Il percorso ripercorre il tracciato della vecchia ferrovia Roma-Fiuggi-Frosinone.

 

Il percorso della pista ciclabile Paliano – Fiuggi ripercorre il tracciato della vecchia ferrovia Roma-Fiuggi-Frosinone  ed è una delle più belle piste ciclabili del Lazio. Si estende per circa 25 chilometri, è un percorso di media difficoltà, e parte dalla campagna bassa della Ciociaria, sotto la città di Paliano, risalendo gradualmente sui monti Ernici fino a raggiungere la città di Fiuggi, passando da Serrone, Piglio e Acuto. Per affrontarla sono consigliate biciclette da trekking e MTB. Fra i punti di forza della Paliano-Fiuggi c’è un tracciato che non passa da alcun centro abitato.

Il percorso

Il percorso offre una magnifica vista sulla Valle Latina o Valle del Sacco, come ne viene chiamata la parte più settentrionale, e spesso  offre la possibilità di immergersi in una fitta vegetazione, costeggiando numerosi vigneti e uliveti; nei tratti più vicini alla strada o più esposti, la pista ciclabile è protetta da una barriera di legno rinforzata. La pista ciclabile è accessibile dalla strada in vari punti: ci si può immettere dalla ex-stazione di ogni paese e dai tratti che attraversano la strada statale 155.

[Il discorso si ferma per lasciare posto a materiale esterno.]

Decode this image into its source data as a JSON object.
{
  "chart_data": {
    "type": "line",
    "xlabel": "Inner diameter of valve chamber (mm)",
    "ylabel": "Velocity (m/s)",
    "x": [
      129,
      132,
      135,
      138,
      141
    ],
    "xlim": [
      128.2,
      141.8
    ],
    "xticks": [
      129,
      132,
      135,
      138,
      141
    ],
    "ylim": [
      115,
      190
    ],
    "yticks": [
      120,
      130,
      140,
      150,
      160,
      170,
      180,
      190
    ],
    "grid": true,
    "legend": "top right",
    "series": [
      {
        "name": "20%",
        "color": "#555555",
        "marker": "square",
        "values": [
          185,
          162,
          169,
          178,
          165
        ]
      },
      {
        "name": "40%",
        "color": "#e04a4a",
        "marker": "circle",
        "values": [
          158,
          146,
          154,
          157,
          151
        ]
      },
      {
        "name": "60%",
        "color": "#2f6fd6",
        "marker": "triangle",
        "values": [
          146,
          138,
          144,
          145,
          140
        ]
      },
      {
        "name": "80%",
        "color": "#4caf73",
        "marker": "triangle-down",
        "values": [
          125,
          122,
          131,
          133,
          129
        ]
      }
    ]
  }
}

La pista inoltre taglia attraverso i monti rimanendo ad una quota più o meno costante e per alcuni chilometri corre parallela al sentiero che aggira il Monte Pila Rocca e nell’ultimo tratto del sentiero europeo E1 che da Piglio raggiunge l’area di sosta del laghetto di Volubro, vicino ad Acuto.

Il percorso asfaltato della pista ciclabile, anche se raggiunge in alcuni tratti i 600 metri di altitudine, non è troppo impegnativo, seguendo un itinerario adatto alle motrici dei vecchi treni elettrici, il dislivello è ampiamente distribuito lungo i chilometri percorsi. Adatto a pedoni e ciclisti di tutte le fasce d’età, il percorso alterna tratti pianeggianti a falsopiani in leggera salita. L’itinerario prende il via da Paliano, sulla via Prenestina; da qui si raggiunge l’ ex stazione di Serrone e dopo circa 3.5 km si giunge a Piglio, in cui è disponibile un’ area giochi per bambini. Procedendo in tranquillità, grazie ad una piena e piacevole immersione nella natura, si continua in direzione Acuto. Qui la strada è leggermente in salita e solo negli ultimi 3 km si fa più impegnativa, ma non diventa mai durissima. Segue poi una piacevole discesa per arrivare a Fiuggi.

Lungo il percorso sono dislocate aree di sosta in cui è possibile fermarsi per ammirare, in completo silenzio, suggestivi panorami naturalistici. Le più attrezzate aree di sosta si trovano nelle stazioni della ex ferrovia che, ristrutturate recentemente, invitano a visitare i caratteristici borghi medievali che la pista ciclabile attraversa.

Gli scorci sui paesi e sui paesaggi che l’ itinerario offre rendono la pista ciclabile Paliano-Fiuggi una delle più belle e affascinanti piste ciclabili del Lazio regalando atmosfere uniche e incantevoli in cui a dominare è la natura.

L’obiettivo

La realizzazione della pista nasce con l’obiettivo di valorizzare le risorse del  territorio e per questo le vecchie stazioni, restaurate nella loro integrità strutturale, sono destinate ad attività legate al ciclismo, all’escursionismo, al turismo in generale, alla conoscenza delle bellezze naturali, all’ artigianato, alle degustazioni del vino Cesanese del Piglio e dell’ Acqua di Fiuggi. È possibile lungo il percorso, uscire dalla pista ciclabile e visitare cantine di produttori di vino, visitare i borghi, raggiungere luoghi di culto e sentieri montani.
Un interessante itinerario naturalistico tra lecci, carpini, ulivi, viti, ginestre e campi coltivati da non perdere se si ama lo sport, la natura e il benessere psico-fisico .

 

Il libro

Per descrivere la pista ciclabile è stato scritto anche un libro dal titolo “Pedalando sulla Pista Ciclabile Paliano-Fiuggi e dintorni” di Stefano Pacciani edito da Alcheringa Edizioni. Il libro non si sofferma solo a descrivere le bellezze del percorso, ma va oltre, verso ricordi che tornano alla mente, pensieri, considerazioni e riflessioni. Lo scopo dunque è, da un lato realizzare una sorta di guida utile per pubblicizzare l’opera, che merita di essere rilanciata per la bellezza naturalistica e per le potenzialità legate al turismo nel territorio, e dall’altro raccontare lo stato d’animo e la sensazione di libertà che si prova mentre la si percorre pedalando.